S’opposant à une « capitulation », le président du Soudan du Sud, Salva Kiir (au centre), a refusé de signer l’accord de paix et demandé un délai de 15 jours pour « consultations ». Tiksa Negeri/Reuters
S'opposant à une « capitulation », le président du Soudan du Sud, Salva Kiir, a refusé de signer le projet d'accord de paix, présenté lundi à Addis-Abeba par la médiation internationale pour mettre fin à 20 mois de guerre civile, a affirmé hier le gouvernement de Juba.
« Ce document nous a été présenté, et nous l'avons contesté (...) en faisant valoir qu'il contenait des dispositions litigieuses et qu'il restait des sujets en suspens devant être négociés et faire l'objet d'un accord », a expliqué Michael Makuei, porte-parole du gouvernement sud-soudanais. « Ce document ne peut sauver le peuple du Soudan du Sud. C'est une capitulation et nous ne l'accepterons pas », a martelé à l'aéroport de Juba M. Makuei, de retour en compagnie de M. Kiir de la capitale éthiopienne, où il dirigeait l'équipe de médiation du gouvernement. « Le gouvernement a décidé de ne pas signer l'accord malgré les pressions exercées, a poursuivi M. Makuei. Le gouvernement ne représente pas que lui-même, mais la volonté du peuple sud-soudanais. » « Nous sommes venus consulter (...), si vous – peuple du Soudan du Sud – dites d'aller signer, alors nous le ferons, mais je doute que le peuple dirait cela », a-t-il ajouté, sans préciser comment la population serait consultée.
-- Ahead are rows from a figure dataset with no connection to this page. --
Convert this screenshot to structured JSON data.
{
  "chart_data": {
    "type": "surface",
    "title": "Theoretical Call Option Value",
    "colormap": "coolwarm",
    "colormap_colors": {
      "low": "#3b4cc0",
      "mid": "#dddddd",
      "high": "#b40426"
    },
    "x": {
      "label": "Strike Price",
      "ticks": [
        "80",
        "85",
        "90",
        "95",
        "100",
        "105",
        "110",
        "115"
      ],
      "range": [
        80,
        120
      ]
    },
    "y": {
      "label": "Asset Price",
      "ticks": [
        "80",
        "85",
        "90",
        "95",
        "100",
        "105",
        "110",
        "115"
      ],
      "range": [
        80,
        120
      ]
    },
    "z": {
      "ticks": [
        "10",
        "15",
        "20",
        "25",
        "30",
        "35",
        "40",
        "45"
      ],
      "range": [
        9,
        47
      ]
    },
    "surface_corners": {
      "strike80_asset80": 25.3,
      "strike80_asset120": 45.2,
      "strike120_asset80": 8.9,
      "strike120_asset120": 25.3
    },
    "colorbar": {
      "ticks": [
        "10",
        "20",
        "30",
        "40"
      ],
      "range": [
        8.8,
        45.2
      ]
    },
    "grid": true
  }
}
Salva Kiir a, lui, quitté l'aéroport sans faire de commentaires.
Washington menace
La communauté internationale, excédée par plus de 18 mois de négociations stériles à Addis-Abeba, n'ayant abouti qu'à une série de cessez-le-feu jamais respectés, avait donné jusqu'au 17 août (lundi) aux belligérants pour conclure un accord, sous peine de sanctions « ciblées ». Lundi toutefois, Salva Kiir avait refusé de signer le document soumis par la médiation, à la différence du chef de la rébellion, Riek Machar, son ancien vice-président qui le combat depuis décembre 2013. M. Kiir avait ainsi demandé un délai de 15 jours pour « mener des consultations au Soudan du Sud », en raison de « réserves » sur le document, avait expliqué lundi soir le chef des médiateurs de Juba, Seyoum Mesfin.
Lundi soir également, Washington a sommé M. Kiir de signer l'accord sous les 15 jours réclamés, sous peine « d'augmenter le prix à payer pour cette intransigeance ». « Les États-Unis regrettent profondément que le gouvernement sud-soudanais ait choisi de ne pas signer un accord qui avait le soutien de tous les États de l'Igad (médiation de pays d'Afrique de l'Est), de la troïka (États-Unis, Royaume-Uni et Norvège), de la Chine, de l'Union africaine et des Nations unies », a fustigé le porte-parole du département d'État, John Kirby. Il a, au contraire, salué la signature de l'accord de paix par le « dirigeant de l'opposition Riek Machar ».
Le Soudan du Sud, plus jeune État du monde, a proclamé son indépendance en juillet 2011 après 30 ans de conflit avec Khartoum. Les États-Unis ont largement contribué à la création de cet État, né de la partition du Soudan donc. Depuis que la guerre civile a éclaté en décembre 2013, Washington réclame en vain la fin des hostilités, et le secrétaire d'État, John Kerry, a même joué les médiateurs entre le président Kiir et son ex-vice-président Machar. Mais les menaces de sanctions, d'embargo sur les armes, d'interdictions de voyager ou de gel d'avoirs n'ont eu aucun effet. Il faut dire que l'administration américaine est accusée d'être divisée sur la réponse à apporter à ce conflit, qui, marqué par des massacres et des atrocités contre les civils, a fait des dizaines de milliers de morts et plus de deux millions de déplacés.